Bart Chilton, one of the five commissioners at the Commodity Futures Trading Commission, with other senior officials is discussing whether Bitcoin, a democratic yet controversial crypto-currency, should fall under strict regulation; the former told the Financial Times in one of its media interactions.
“Bitcoin is for sure something we need to explore”, said Bart while calling the virtual currency a “risky” one and the important measures must be taken to tackle the risk involved around it. “We need to ensure that we protect market and consumers, even in what at first blush appear to be ’out there’ transactions,” he opines further.
Bitcoin, since its inception in 2008, has been under heavy criticism for its non-traceability and the very chances it creates for money laundering. Despite fresh media interests and wide acceptance, Bitcoin has posed challenges in tackling illegal issues like drugs and pornography.

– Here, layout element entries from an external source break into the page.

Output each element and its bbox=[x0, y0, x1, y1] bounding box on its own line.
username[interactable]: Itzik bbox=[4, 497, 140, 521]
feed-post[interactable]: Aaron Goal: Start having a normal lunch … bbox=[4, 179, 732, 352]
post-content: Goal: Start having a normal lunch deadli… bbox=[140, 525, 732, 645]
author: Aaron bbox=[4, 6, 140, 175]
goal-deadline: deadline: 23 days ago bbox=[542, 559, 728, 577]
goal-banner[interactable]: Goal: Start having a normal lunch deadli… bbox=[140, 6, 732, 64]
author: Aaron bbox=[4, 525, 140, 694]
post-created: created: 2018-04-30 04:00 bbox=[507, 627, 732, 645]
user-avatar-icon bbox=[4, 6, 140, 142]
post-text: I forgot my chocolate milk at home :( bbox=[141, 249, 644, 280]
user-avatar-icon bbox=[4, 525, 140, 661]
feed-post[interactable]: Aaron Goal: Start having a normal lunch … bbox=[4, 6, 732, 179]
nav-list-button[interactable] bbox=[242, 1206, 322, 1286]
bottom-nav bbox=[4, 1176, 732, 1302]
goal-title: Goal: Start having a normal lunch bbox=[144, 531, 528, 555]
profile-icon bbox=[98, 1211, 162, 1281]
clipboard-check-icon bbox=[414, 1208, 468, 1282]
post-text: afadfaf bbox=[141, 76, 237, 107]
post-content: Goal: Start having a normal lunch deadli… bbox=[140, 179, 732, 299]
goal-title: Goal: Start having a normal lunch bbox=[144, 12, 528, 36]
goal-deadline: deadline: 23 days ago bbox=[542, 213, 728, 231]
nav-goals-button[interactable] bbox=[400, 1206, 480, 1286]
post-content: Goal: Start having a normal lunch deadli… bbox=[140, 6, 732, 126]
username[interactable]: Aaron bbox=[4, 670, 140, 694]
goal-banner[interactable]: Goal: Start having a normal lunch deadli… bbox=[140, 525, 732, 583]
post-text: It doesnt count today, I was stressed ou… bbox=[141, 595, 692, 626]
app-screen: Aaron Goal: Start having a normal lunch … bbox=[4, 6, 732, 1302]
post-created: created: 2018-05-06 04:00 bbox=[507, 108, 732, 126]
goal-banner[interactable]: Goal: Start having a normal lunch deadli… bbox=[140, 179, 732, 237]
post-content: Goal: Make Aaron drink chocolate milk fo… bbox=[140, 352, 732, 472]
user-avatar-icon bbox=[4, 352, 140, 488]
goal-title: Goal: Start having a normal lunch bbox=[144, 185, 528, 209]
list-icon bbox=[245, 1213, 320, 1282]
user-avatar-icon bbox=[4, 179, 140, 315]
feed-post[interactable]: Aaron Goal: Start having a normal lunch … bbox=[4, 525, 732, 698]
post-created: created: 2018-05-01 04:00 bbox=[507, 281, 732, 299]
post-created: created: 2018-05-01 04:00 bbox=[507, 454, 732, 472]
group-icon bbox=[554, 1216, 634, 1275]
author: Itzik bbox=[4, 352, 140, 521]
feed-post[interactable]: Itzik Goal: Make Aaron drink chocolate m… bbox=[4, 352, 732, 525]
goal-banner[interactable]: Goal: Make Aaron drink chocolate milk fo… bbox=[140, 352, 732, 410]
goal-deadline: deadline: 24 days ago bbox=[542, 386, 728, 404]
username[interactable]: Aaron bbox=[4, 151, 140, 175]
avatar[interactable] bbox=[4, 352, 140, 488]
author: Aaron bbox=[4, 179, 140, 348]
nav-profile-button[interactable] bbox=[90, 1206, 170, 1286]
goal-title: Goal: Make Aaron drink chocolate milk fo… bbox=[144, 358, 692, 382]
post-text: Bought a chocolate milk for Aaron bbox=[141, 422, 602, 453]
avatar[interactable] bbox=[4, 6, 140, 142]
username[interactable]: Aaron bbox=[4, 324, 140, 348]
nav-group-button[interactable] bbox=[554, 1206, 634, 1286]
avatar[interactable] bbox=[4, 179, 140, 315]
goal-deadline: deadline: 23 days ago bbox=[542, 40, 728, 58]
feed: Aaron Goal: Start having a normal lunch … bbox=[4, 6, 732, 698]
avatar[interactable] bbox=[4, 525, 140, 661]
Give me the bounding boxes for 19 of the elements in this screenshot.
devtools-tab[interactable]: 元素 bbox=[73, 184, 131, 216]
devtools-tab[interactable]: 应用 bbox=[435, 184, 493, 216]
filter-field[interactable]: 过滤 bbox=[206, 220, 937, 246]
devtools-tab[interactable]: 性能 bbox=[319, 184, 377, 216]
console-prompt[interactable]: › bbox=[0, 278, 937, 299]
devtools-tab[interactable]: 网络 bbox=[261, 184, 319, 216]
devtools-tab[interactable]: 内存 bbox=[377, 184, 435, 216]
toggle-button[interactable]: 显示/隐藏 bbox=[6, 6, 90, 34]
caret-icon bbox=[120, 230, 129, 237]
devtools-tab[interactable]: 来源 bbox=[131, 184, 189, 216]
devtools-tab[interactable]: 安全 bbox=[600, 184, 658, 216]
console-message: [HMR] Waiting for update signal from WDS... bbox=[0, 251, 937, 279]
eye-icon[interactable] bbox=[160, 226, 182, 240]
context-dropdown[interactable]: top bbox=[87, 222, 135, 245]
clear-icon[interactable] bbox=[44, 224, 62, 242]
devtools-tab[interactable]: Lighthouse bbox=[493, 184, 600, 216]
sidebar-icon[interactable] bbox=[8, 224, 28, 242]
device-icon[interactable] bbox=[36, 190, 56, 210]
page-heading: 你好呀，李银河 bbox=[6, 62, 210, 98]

March this year, a branch of the US Treasury Department made an announcement regarding the firms which exchange or transfer Bitcoins as “money services business.” This means the firms must provide the government with the policies which tackle money laundering effectively. The firms which will not choose to be in compliance with US authorities will be far more risky to do business with.
After the announcement, many companies in North America have been subjected to close their business accounts while some of them have preferred to offshore their business, far away from US legislation. “Bitcoin is after all a world currency,” says Roger Ber, the founder of Bitcoinstore.com.
But there is also another side of the speculation, which mentions the currency would not be circled under CFTC unless it becomes the basis for a derivative contract. The future of Bitcoins in the US still is under the loads of conjectures.